Aufatmen bei einem 38-jährigen E-Bay-Betrüger aus Werne. Trotz mehrerer Vorstrafen und wirklich düsterer Aussichten gab der Richter ihm eine neue Chance: kein Gefängnis, nur 20 Monaten Haft auf Bewährung. Der Werner hat ein Angebot angenommen, das ihn wieder auf die richtige Bahn bringen könnte.

WERNE

03.04.2017 / Lesedauer: 2 min
Werner Betrüger muss doch nicht ins Gefängnis

ILLUSTRATION - Ein Mann sitzt am 21.05.2014 in Berlin vor einem Computerbildschirm, auf dem die Ebay-Startseite angezeigt ist. Foto: Inga Kjer/dpa (zu dpa «Abgezockt auf Ebay: BGH urteilt im August erstmals zu «Abbruchjägern»» vom 08.06.2016) +++(c) dpa - Bildfunk+++ | Verwendung weltweit

Bis zum Jahr 2011 ist die Vorstrafenakte des Familienvaters völlig leer. Was dann in seinem Leben passierte, kann sich der 38-Jährige angeblich auch nicht erklären. Tatsache ist jedoch: Seitdem ist er nun schon fünfmal wegen Betruges verurteilt worden. Immer handelte es sich bei den Taten um fragwürdige Online-Geschäfte.

"Ich weiß nicht, was das sollte"

Zuletzt hatte der Angeklagte über E-Bay reihenweise Mobiltelefone, Spielekonsolen und elektronisches Kinderspielzeug zum Kauf angeboten. Die Kunden fühlten sich von den Schnäppchenpreisen magisch angezogen, überwiesen das Geld – und warteten anschließend vergeblich auf die Lieferung der Ware.

„Es ist so passiert. Ich weiß auch nicht, was das sollte“, gab der 38-Jährige als Erklärung ab. Wirklich überzeugend fanden die Richter das nicht.

Neue Chance ab Mai

Dafür rettete ein anderes Detail den Werner vor dem Gefängnis.
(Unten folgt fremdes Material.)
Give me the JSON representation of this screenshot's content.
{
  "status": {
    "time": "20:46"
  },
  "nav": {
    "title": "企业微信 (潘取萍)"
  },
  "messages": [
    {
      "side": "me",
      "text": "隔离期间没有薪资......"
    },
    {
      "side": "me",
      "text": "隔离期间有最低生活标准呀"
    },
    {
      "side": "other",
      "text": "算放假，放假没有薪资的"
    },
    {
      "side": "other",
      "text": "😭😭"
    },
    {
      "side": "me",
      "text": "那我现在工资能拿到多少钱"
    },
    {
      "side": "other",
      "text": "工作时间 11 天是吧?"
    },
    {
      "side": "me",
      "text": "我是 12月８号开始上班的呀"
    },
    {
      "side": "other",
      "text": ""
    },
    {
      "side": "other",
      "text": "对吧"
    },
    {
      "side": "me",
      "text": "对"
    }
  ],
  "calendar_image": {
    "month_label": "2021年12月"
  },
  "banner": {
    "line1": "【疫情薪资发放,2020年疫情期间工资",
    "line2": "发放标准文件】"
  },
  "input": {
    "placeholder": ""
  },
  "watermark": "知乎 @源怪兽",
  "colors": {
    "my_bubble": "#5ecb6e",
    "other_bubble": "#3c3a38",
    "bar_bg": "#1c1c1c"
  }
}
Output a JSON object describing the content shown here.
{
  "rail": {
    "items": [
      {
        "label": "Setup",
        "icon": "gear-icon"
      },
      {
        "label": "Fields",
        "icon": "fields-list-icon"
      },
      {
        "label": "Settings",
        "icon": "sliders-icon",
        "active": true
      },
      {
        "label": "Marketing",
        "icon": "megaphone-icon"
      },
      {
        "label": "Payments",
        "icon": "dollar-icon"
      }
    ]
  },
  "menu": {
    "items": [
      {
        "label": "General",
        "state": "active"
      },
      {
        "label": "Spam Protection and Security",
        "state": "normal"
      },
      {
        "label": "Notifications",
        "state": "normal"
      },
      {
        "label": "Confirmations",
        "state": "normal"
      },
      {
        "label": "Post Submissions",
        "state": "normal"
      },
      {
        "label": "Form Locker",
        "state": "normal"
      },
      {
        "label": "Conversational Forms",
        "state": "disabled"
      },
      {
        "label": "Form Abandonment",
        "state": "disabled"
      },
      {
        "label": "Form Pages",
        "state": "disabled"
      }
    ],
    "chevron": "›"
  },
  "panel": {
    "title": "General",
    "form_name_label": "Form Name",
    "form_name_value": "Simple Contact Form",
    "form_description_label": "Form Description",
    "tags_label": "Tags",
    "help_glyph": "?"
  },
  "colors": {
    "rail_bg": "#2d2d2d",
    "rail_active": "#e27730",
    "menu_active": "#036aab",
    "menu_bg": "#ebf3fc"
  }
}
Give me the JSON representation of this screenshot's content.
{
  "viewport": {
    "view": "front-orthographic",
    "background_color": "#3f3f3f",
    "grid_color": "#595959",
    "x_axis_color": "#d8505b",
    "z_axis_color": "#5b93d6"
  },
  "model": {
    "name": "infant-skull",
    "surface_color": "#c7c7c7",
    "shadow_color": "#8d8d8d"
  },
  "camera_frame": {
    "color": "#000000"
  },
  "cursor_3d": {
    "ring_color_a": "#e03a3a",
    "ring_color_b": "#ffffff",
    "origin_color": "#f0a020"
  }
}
Vor ein paar Tagen hat er nach vielen Monaten der Arbeitslosigkeit einen neuen Arbeitsvertrag unterschrieben. Im Mai soll er beginnen – unbefristet und mit der Aussicht auf über 2300 Euro Lohn pro Monat. Diese Chance wollten ihm die Richter dann nicht nehmen.